Getting ready for the Raven show

Last Updated on Monday, 7 June 2010 06:32 Written by Chris Marzonie Tuesday, 13 April 2010 12:43

Yesterday was a big day; I picked up the last of my printed pieces from Rich Charpentier and the Ian Russell gallery and delivered a big pile of prints and canvases to the Raven Cafe after closing on Sunday so they could begin hanging it. This is a big deal for me, because the Raven has been one of my favorite local haunts since they opened almost four years ago, and I’ve always hoped that my photos might get to hang on its walls some day. When I walked in the door, the walls were bare. David Bright and Greg Hull were busy prepping them, patching holes and painting. I’m always used to seeing the walls covered in art and so the Raven felt, well . . . naked.

Raven Cafe

As I hauled the last piece in and did a quick inventory I noticed that one had gone missing. Ah, yes, the photo titled Driving into a Dream. It was a scene from California Gulch in Colorado where a few Toyota FJ Cruisers were creeping along a dirt road in a snowy valley during early summer thaw, and they look like ants before the massive scene of mountains around them. I had donated it to an earlier fundraiser at the Raven, “Ales for Trails.” The winner was informed they would have to wait until the art show was over before they could take it home. I was pretty sure my friend Christophe had said he’d left it with Max Kamen, the “Beer Program Specialist” (I prefer to call him the beer lord). An inquiry to Max was met with a puzzled look. The poor guy searched up and down and all around, but couldn’t find the canvas. Oh well, the show must go on; he put a call in to Christophe.

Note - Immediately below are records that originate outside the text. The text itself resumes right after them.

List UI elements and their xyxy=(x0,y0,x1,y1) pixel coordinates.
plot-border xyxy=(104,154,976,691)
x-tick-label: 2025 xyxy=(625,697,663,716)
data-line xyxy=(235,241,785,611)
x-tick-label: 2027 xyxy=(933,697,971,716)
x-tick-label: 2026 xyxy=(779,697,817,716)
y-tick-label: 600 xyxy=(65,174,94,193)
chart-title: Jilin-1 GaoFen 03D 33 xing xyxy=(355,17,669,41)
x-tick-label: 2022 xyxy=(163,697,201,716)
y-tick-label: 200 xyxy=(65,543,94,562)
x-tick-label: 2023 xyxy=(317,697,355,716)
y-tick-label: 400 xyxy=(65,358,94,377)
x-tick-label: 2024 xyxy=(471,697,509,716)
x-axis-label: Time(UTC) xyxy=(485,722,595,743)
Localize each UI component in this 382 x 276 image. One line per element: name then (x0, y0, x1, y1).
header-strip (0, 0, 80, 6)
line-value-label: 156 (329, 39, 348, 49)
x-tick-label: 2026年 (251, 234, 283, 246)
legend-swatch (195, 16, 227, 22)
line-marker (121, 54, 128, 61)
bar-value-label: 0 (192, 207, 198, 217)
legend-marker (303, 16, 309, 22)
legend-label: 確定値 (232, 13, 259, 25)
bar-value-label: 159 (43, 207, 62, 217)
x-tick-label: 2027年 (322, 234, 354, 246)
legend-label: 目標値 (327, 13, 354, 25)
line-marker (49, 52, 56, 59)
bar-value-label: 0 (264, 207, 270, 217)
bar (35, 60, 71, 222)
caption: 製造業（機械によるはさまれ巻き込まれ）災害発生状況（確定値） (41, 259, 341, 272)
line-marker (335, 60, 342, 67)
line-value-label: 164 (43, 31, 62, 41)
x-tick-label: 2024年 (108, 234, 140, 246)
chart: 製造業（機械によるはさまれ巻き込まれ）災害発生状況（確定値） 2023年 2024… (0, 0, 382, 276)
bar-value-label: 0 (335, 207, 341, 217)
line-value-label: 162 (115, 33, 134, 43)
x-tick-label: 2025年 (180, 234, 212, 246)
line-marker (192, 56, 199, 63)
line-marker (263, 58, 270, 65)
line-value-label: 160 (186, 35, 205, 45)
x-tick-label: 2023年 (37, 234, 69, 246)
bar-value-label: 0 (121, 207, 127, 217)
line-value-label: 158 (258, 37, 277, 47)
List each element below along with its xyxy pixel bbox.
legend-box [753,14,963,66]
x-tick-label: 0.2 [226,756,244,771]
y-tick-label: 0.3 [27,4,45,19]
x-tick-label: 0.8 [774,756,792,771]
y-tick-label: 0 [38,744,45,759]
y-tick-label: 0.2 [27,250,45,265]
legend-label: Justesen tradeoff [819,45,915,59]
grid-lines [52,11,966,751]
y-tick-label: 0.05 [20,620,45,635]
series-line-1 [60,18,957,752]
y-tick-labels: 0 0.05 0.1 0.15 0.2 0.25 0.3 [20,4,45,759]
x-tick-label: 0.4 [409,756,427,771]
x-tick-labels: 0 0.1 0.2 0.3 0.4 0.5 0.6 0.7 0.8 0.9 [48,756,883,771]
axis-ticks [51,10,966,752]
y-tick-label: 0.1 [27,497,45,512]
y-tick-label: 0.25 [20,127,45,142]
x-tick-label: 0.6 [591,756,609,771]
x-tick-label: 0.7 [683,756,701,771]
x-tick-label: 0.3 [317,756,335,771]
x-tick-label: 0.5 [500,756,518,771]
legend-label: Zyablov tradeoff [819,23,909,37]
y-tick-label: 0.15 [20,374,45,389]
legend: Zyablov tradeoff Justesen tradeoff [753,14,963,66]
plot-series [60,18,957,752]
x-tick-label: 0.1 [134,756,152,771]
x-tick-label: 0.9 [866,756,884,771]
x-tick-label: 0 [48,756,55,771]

So have you ever wondered what exactly goes into an art show at the Raven? A ton of work, so I’ve learned. Aside from all the preparation of the art and planning for the show, there is the hanging of the art. This is an art all its own. I was a fly on the wall and watched David and Greg do their thing; jamming to a mix from the iPod playing out on the sound system while they worked intently, and almost independently of one another. Now that I think back on it, it’s almost like I dreamt it and wasn’t really there. It seemed to me like they were improvising; you know—”improv,” like a performer on a stage might do. They just sort of floated around, held various tools and things up in the air, and then the art would just appear. Kind of like clouds building up in the sky. You don’t really see them forming, but next thing you know, there they are in perfect harmony.

David Bright
David Bright

Greg Hull
Greg Hull

The Raven has got soul. Just look at the history written on the walls of the old building, feel the passion of all who worked on it to make it beautiful, see the people who work there and make things happen, connect with an old friend or meet a new one, and you’ll know what I mean.


When you see art at the Raven, these are the guys who put it up. Greg Hull (L) and David Bright (R)

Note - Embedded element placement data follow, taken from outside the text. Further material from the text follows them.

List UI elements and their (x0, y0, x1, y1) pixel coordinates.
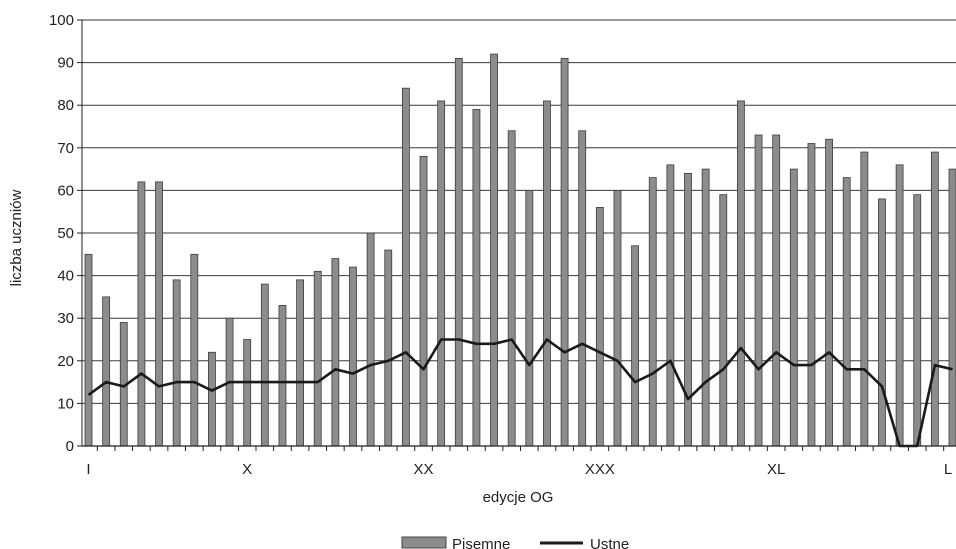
y-tick-label: 60 (57, 182, 74, 199)
bar (384, 249, 393, 447)
bar (507, 130, 516, 447)
bar (543, 100, 551, 447)
y-tick-label: 80 (57, 97, 74, 114)
bar (930, 151, 939, 447)
y-tick-label: 40 (57, 268, 74, 285)
y-tick-label: 90 (57, 55, 74, 72)
bar (243, 339, 252, 447)
x-tick-labels: I X XX XXX XL L (86, 461, 952, 478)
bar (102, 296, 111, 447)
x-tick-label: I (86, 461, 90, 478)
x-tick-label: L (944, 461, 952, 478)
legend: Pisemne Ustne (401, 536, 629, 549)
y-tick-label: 70 (57, 140, 74, 157)
bar (719, 194, 728, 447)
bar (419, 155, 428, 447)
y-tick-label: 50 (57, 225, 74, 242)
bar (860, 151, 869, 447)
bar (260, 283, 269, 447)
x-axis-title: edycje OG (483, 489, 554, 506)
bar (278, 305, 287, 447)
bar (878, 198, 886, 447)
y-tick-label: 100 (49, 12, 74, 29)
bar (895, 164, 904, 447)
bar-series-pisemne (84, 53, 956, 447)
y-tick-label: 20 (57, 353, 74, 370)
bar (666, 164, 675, 447)
bar (560, 57, 569, 447)
bar (331, 258, 340, 447)
bar (349, 266, 357, 447)
bar (472, 109, 481, 447)
axes (77, 19, 956, 451)
bar (366, 232, 375, 447)
bar (807, 143, 816, 447)
bar (737, 100, 745, 447)
bar (684, 172, 692, 447)
bar (401, 87, 410, 447)
y-tick-label: 30 (57, 310, 74, 327)
bar (155, 181, 163, 447)
x-tick-label: X (242, 461, 252, 478)
bar (613, 189, 622, 447)
bar (631, 245, 640, 447)
bar (296, 279, 304, 447)
bar (190, 253, 199, 447)
legend-label-ustne: Ustne (590, 536, 629, 549)
bar (842, 177, 851, 447)
bar (578, 130, 587, 447)
legend-label-pisemne: Pisemne (452, 536, 510, 549)
y-tick-label: 0 (66, 438, 74, 455)
bar (525, 189, 534, 447)
line-series-ustne (87, 338, 953, 448)
bar (84, 253, 93, 447)
bar (313, 270, 322, 447)
bar (701, 168, 710, 447)
y-tick-label: 10 (57, 395, 74, 412)
bar (137, 181, 146, 447)
bar (490, 53, 498, 447)
x-tick-label: XXX (585, 461, 615, 478)
bar (454, 57, 463, 447)
bar (595, 207, 604, 447)
bar (825, 138, 833, 447)
bar (208, 351, 216, 447)
bar (913, 194, 922, 447)
y-tick-labels: 0 10 20 30 40 50 60 70 80 90 100 (49, 12, 74, 455)
bar (172, 279, 181, 447)
line-ustne (87, 338, 953, 448)
bar (754, 134, 763, 447)
bar (948, 168, 956, 447)
bar (789, 168, 798, 447)
bar (648, 177, 657, 447)
x-tick-label: XX (414, 461, 434, 478)
bar (437, 100, 446, 447)
x-tick-label: XL (767, 461, 785, 478)
legend-swatch-pisemne (401, 536, 447, 549)
bar (772, 134, 781, 447)
y-axis-title: liczba uczniów (8, 189, 25, 286)
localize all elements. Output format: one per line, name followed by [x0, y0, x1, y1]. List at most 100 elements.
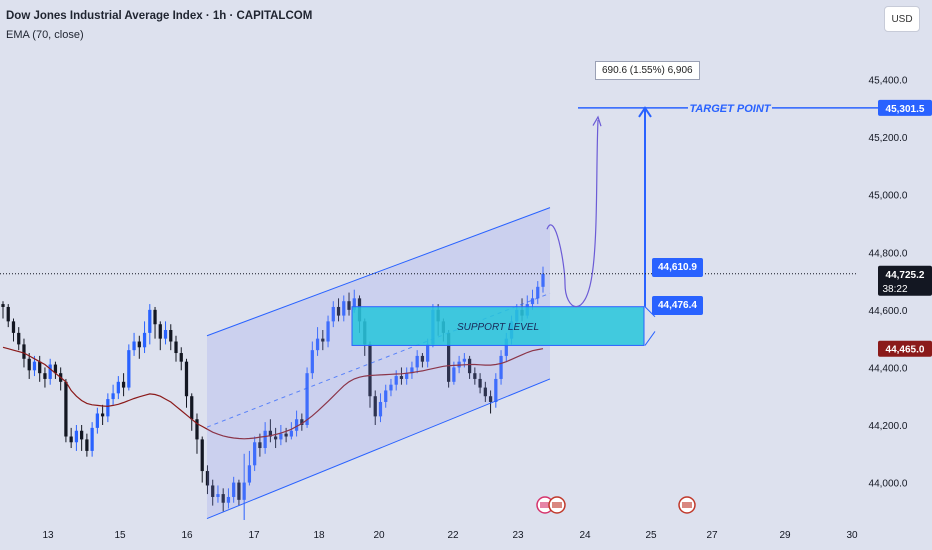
candle-body: [289, 430, 293, 437]
candle[interactable]: [336, 298, 341, 322]
axis-price-label[interactable]: 45,301.5: [878, 99, 932, 116]
measure-annotation[interactable]: 690.6 (1.55%) 6,906: [595, 61, 700, 80]
candle[interactable]: [326, 315, 330, 348]
candle[interactable]: [211, 479, 215, 506]
candle[interactable]: [347, 292, 351, 316]
candle[interactable]: [169, 324, 173, 351]
candle[interactable]: [279, 425, 283, 446]
candle[interactable]: [294, 410, 299, 437]
candle[interactable]: [106, 393, 110, 423]
candle[interactable]: [132, 332, 136, 356]
candle[interactable]: [331, 301, 335, 328]
axis-current-price[interactable]: 44,725.2 38:22: [878, 265, 932, 296]
candle[interactable]: [384, 384, 388, 408]
currency-button[interactable]: USD: [884, 6, 920, 32]
candle[interactable]: [6, 304, 10, 328]
axis-price-label[interactable]: 44,465.0: [878, 340, 932, 357]
candle[interactable]: [321, 330, 325, 351]
candle[interactable]: [1, 301, 5, 319]
candle[interactable]: [226, 488, 231, 509]
candle[interactable]: [11, 318, 16, 342]
candle[interactable]: [27, 353, 31, 379]
candle[interactable]: [494, 373, 498, 408]
candle[interactable]: [399, 367, 404, 385]
candle[interactable]: [163, 321, 168, 345]
candle[interactable]: [48, 358, 52, 385]
candle[interactable]: [247, 450, 252, 486]
candle[interactable]: [289, 422, 293, 440]
candle[interactable]: [216, 485, 220, 503]
event-flag-icon[interactable]: [536, 496, 554, 514]
candle[interactable]: [195, 413, 199, 454]
candle[interactable]: [43, 367, 47, 388]
candle[interactable]: [268, 419, 273, 443]
candle[interactable]: [174, 335, 178, 362]
candle[interactable]: [190, 393, 194, 431]
candle[interactable]: [64, 378, 68, 443]
candle[interactable]: [69, 427, 73, 449]
candle[interactable]: [74, 425, 79, 451]
candle[interactable]: [205, 465, 210, 495]
candle[interactable]: [378, 393, 383, 423]
candle[interactable]: [368, 341, 372, 408]
candle-body: [394, 376, 398, 385]
candle[interactable]: [410, 361, 414, 379]
candle[interactable]: [488, 390, 493, 414]
candle[interactable]: [373, 390, 377, 425]
candle[interactable]: [305, 367, 309, 428]
candle[interactable]: [284, 427, 288, 443]
candle-body: [494, 378, 498, 402]
candle[interactable]: [80, 425, 84, 451]
candle[interactable]: [90, 422, 94, 457]
candle[interactable]: [467, 355, 472, 379]
candle[interactable]: [536, 281, 540, 305]
candle[interactable]: [473, 367, 477, 385]
candle[interactable]: [111, 384, 115, 405]
candle[interactable]: [415, 350, 419, 374]
candle[interactable]: [53, 361, 58, 379]
candle[interactable]: [242, 453, 246, 520]
candle[interactable]: [273, 427, 278, 449]
candle[interactable]: [85, 433, 89, 457]
candle[interactable]: [342, 295, 346, 322]
candle[interactable]: [137, 335, 141, 359]
channel-lower-line[interactable]: [206, 378, 551, 520]
candle[interactable]: [153, 306, 157, 339]
candle[interactable]: [310, 341, 314, 379]
candle[interactable]: [483, 381, 487, 402]
candle[interactable]: [253, 436, 257, 472]
candle[interactable]: [232, 476, 236, 503]
candle[interactable]: [478, 373, 482, 394]
candle[interactable]: [420, 353, 425, 368]
candle[interactable]: [95, 407, 99, 434]
candle[interactable]: [38, 355, 42, 382]
candle[interactable]: [300, 413, 304, 431]
candle[interactable]: [405, 367, 409, 385]
support-bottom-label[interactable]: 44,476.4: [652, 296, 703, 315]
candle[interactable]: [148, 304, 152, 345]
candle[interactable]: [263, 422, 267, 454]
candle[interactable]: [121, 373, 126, 397]
event-flag-mark: [552, 502, 562, 508]
candle[interactable]: [158, 321, 162, 351]
candle[interactable]: [17, 327, 21, 351]
candle[interactable]: [200, 436, 204, 483]
candle[interactable]: [100, 404, 105, 425]
candle[interactable]: [142, 321, 147, 354]
event-flag-icon[interactable]: [548, 496, 566, 514]
candle[interactable]: [116, 376, 120, 400]
candle[interactable]: [237, 479, 241, 506]
candle[interactable]: [179, 347, 183, 371]
candle[interactable]: [499, 350, 503, 385]
support-top-label[interactable]: 44,610.9: [652, 258, 703, 277]
candle[interactable]: [315, 327, 320, 356]
candle[interactable]: [184, 358, 189, 408]
channel-upper-line[interactable]: [206, 207, 551, 337]
candle[interactable]: [389, 378, 393, 397]
candle[interactable]: [221, 488, 225, 512]
candle[interactable]: [541, 266, 545, 293]
candle[interactable]: [127, 344, 131, 391]
support-zone[interactable]: [351, 306, 645, 346]
event-flag-icon[interactable]: [678, 496, 696, 514]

The artists’ reception is this Wednesday, April 14, so please stop by and say hello. I’m happy to say that Bernie Lopez is the other artist featured at the show and he has some fantastic work on display. You have to check it out.

Special thanks to Sharon Marzonie for all her help with this!

Some links if you want to explore:

www.ravencafe.com
www.bernielopez.com
www.ianrussellart.com
www.richcharpentier.com

P.S. Oh yea, about that piece of missing art, Driving into a Dream: It turns out that Christophe had it all along. He decided a man in charge of all the beer at the Raven couldn’t possibly be saddled with babysitting a piece of canvas. He probably didn’t know I had them all “beer-proofed.” (If you’re curious what beer-proofing is, just drop Rich Charpentier a note and he’ll tell you.)